Le modèle : prendre une hypothèse géophysique amortissable uniquement au baril, partager géopolitiquement risque fiscal et légitimation franquiste, puis convertir découverte en concession d’exploitation « Lora » attribuée en décembre 1966, avec des fantasmes d’oleoduc vers Bilbao ou de raffinerie à Burgos vite éclipsés par la réalité de la géologie fracturee. À l’inverse d’une E&P cotée moderne, aucun rapport d’investisseurs, aucun tableau de capex contemporain, aucun périmètre CSRD : après absorption dans la lignée capitalistique suivante (Liquidcarbon España, géants italiens, puis cessation en 2017), la structure originelle n’est plus observable en marché financier.
2. Impact réel
Climat : aucun tableau carbone officiel ou certifié au nom d’« Amospain » ; l’empreinte brute relève avant tout du combustible fossile produit puis brûlé au fil de dizaines de puits industriels ; depuis la fermeture, le site bascule patrimoine et problématiques de réhabilitation industrielle.
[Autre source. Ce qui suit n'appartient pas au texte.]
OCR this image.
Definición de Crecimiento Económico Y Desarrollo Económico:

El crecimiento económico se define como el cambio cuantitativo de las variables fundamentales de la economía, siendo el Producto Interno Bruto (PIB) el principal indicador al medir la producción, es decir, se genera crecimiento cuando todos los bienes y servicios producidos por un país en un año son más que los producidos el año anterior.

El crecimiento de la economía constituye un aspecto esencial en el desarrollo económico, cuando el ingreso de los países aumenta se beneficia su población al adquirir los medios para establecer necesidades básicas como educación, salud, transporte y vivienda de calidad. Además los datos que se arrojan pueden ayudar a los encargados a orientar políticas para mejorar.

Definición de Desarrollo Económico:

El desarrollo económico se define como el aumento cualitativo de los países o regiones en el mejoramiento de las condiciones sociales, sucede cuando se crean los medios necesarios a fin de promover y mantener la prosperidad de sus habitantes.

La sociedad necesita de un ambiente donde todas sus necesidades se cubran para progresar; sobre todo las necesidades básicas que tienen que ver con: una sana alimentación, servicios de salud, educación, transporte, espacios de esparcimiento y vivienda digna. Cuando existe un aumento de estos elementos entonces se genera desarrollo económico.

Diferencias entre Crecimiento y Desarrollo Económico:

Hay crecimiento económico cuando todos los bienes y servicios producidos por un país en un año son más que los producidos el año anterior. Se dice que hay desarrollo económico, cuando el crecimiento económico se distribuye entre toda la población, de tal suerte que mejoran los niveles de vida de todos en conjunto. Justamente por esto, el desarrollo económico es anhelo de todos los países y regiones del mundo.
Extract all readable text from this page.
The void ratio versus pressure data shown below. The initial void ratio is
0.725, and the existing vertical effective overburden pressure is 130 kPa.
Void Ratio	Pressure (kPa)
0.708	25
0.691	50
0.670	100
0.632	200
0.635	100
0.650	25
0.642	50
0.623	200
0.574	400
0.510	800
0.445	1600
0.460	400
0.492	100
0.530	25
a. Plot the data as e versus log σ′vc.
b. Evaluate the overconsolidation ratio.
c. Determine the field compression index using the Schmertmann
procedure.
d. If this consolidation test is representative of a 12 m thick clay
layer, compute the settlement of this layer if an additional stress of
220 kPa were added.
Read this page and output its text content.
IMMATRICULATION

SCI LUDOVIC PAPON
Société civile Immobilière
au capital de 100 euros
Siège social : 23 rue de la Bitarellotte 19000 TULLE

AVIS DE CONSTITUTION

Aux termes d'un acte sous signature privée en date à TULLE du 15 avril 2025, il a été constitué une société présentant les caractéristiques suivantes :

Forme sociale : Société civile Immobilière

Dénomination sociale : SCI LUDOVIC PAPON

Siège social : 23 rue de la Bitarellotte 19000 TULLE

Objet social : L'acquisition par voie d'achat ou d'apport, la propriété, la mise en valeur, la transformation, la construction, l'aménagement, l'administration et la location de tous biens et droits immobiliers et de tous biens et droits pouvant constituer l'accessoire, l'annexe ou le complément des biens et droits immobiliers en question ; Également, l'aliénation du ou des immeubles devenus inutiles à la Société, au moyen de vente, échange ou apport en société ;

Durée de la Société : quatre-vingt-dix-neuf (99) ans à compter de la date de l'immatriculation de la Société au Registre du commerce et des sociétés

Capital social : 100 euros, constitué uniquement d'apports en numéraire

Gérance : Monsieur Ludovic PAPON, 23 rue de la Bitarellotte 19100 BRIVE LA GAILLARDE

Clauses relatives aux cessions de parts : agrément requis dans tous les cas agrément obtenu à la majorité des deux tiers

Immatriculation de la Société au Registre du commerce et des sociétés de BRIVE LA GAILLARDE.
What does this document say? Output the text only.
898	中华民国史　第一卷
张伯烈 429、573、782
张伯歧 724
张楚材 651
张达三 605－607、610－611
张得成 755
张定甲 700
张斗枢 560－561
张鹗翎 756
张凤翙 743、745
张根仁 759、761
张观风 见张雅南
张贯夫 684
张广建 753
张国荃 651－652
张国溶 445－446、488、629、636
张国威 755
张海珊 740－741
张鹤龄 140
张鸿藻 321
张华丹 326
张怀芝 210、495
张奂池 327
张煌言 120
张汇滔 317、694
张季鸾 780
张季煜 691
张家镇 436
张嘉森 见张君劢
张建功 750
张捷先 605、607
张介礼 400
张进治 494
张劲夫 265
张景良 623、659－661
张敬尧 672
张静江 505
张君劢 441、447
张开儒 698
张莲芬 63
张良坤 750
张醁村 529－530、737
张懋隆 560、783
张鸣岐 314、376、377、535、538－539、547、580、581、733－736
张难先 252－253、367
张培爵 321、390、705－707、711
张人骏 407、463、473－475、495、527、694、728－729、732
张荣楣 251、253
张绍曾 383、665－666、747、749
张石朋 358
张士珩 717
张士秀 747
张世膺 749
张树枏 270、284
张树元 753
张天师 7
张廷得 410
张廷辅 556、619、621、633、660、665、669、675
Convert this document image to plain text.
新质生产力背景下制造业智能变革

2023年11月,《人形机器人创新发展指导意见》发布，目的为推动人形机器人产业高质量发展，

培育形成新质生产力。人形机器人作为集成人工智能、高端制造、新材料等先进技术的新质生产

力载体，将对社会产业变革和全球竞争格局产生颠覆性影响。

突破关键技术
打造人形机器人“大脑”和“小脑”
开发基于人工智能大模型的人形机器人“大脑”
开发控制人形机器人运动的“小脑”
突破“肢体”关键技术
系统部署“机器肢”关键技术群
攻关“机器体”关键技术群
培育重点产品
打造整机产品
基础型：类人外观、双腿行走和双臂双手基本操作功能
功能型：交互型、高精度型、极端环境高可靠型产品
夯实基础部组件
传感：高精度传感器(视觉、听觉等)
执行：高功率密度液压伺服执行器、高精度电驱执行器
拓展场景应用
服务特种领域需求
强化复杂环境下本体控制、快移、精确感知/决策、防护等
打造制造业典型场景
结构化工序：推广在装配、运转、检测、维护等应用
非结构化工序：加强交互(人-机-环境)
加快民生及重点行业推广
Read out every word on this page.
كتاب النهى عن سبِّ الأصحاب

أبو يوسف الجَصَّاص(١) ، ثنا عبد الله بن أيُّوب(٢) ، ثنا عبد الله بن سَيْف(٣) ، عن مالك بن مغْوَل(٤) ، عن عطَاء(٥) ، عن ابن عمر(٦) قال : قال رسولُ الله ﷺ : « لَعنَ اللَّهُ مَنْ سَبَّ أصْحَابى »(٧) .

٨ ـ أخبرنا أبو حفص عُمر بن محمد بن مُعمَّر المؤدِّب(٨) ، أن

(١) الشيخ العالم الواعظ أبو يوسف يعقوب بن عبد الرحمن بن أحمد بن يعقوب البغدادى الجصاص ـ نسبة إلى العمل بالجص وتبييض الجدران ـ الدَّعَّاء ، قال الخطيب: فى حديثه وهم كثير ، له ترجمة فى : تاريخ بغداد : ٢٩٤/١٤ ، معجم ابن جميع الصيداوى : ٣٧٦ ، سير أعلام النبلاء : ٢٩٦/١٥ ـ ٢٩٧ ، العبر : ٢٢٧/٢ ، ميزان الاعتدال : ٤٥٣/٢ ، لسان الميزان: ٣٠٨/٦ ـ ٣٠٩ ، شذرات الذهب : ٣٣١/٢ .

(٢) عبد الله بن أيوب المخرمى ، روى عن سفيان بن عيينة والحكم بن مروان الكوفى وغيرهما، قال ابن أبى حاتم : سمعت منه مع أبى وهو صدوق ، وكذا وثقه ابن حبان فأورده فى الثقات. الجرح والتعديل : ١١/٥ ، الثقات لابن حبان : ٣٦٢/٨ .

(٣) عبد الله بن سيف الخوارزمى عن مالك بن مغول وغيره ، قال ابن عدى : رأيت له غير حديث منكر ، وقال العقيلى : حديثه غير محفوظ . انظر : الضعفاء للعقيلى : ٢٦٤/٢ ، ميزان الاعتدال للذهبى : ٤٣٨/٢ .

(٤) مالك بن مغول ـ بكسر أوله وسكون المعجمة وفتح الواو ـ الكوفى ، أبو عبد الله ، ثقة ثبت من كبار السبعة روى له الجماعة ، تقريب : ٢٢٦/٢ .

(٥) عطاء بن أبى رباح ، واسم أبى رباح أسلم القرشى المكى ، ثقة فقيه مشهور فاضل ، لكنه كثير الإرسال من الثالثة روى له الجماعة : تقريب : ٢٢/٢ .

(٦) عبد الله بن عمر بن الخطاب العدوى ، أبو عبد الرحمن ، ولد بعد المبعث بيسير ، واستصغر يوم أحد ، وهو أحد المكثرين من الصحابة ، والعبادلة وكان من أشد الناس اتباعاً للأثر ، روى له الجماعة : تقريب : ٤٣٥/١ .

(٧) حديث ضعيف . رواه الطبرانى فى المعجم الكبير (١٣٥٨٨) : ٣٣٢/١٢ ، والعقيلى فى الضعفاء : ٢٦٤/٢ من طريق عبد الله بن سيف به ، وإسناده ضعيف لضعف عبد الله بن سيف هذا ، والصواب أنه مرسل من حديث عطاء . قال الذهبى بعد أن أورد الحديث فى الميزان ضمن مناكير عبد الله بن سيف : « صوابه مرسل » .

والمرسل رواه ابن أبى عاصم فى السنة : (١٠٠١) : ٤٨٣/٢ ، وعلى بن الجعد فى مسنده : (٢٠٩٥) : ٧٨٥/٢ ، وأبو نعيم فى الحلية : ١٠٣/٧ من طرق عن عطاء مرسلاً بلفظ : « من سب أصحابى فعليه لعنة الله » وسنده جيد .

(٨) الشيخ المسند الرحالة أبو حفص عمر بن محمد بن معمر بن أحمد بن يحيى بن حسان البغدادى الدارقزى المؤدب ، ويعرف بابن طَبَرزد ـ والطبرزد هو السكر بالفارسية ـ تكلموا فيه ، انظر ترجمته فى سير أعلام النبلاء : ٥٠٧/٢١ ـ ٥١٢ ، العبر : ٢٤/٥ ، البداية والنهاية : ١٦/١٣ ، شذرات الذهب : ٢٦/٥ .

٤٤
Qualité : depuis longtemps, la littérature indépendante rappelle un fioul lourd désulfurisation difficile, à teneur problématique en arsenic, ce qui contraignait l’écoulement comme carburant de chaudières plutôt qu’entrée mainstream en raffinage (synthèse sur le champ d’Ayoluengo) — une contrainte matière qui anticipe tout le débat européen actuel sur la qualité fossile résiduelle et la valeur économico‑environnementale nette locale.
Perspective pays : même si ces barils ne représentaient au final qu’un grain de poussière dans la balance nationale, ils incarnent l’illusion d’autosuffisance pétrolière dans un État désormais classé parmi les gros acheteurs de brut par la littérature de synthèse accessible en français ; ainsi, la situation espagnole décryptée par l’Agence internationale de l’énergie relayée via Connaissance des Énergies permet de caler la démesure espagnole entre importateurs mondiaux. Pour le cadre analytique européen d’entreprises encore exposées hydrocarbures, les travaux français sur méthodes « Accelerate » restent pertinents en lecture sectorielle (méthode ACT « pétrole & gaz », ADEME), même hors Espagne : intensité carbone des réserves, gestion d’actifs vieillissants, transparence d’entreprise.
3. Innovations / partenariats
Innovation industrielle : pour l’époque, la combinaison photogramétrie systématique, mesures stratigraphiques, cartographie géologique fine et acquisitions sismiques de réflexion représente un saut technologique sur un territoire agricole encore photographié à l’aune des pentes géologiques des Loras ; elle fournit encore aujourd’hui un blueprint pédagogique sur la maturation d’un prospect en contexte monopolistique (retour AAPG sur la campagne Ubierna).
Partenariat politique : suspension des cotations CAMPSA à Madrid, concertation avec le régime sur la communication autour de la découverte, diffusion massive via radio, télévision et ciné‑journaux d’État : preuve que l’alchimie entre capital étranger et entreprise nationale à mission service public était un actif géopolitique autant que pétrolier.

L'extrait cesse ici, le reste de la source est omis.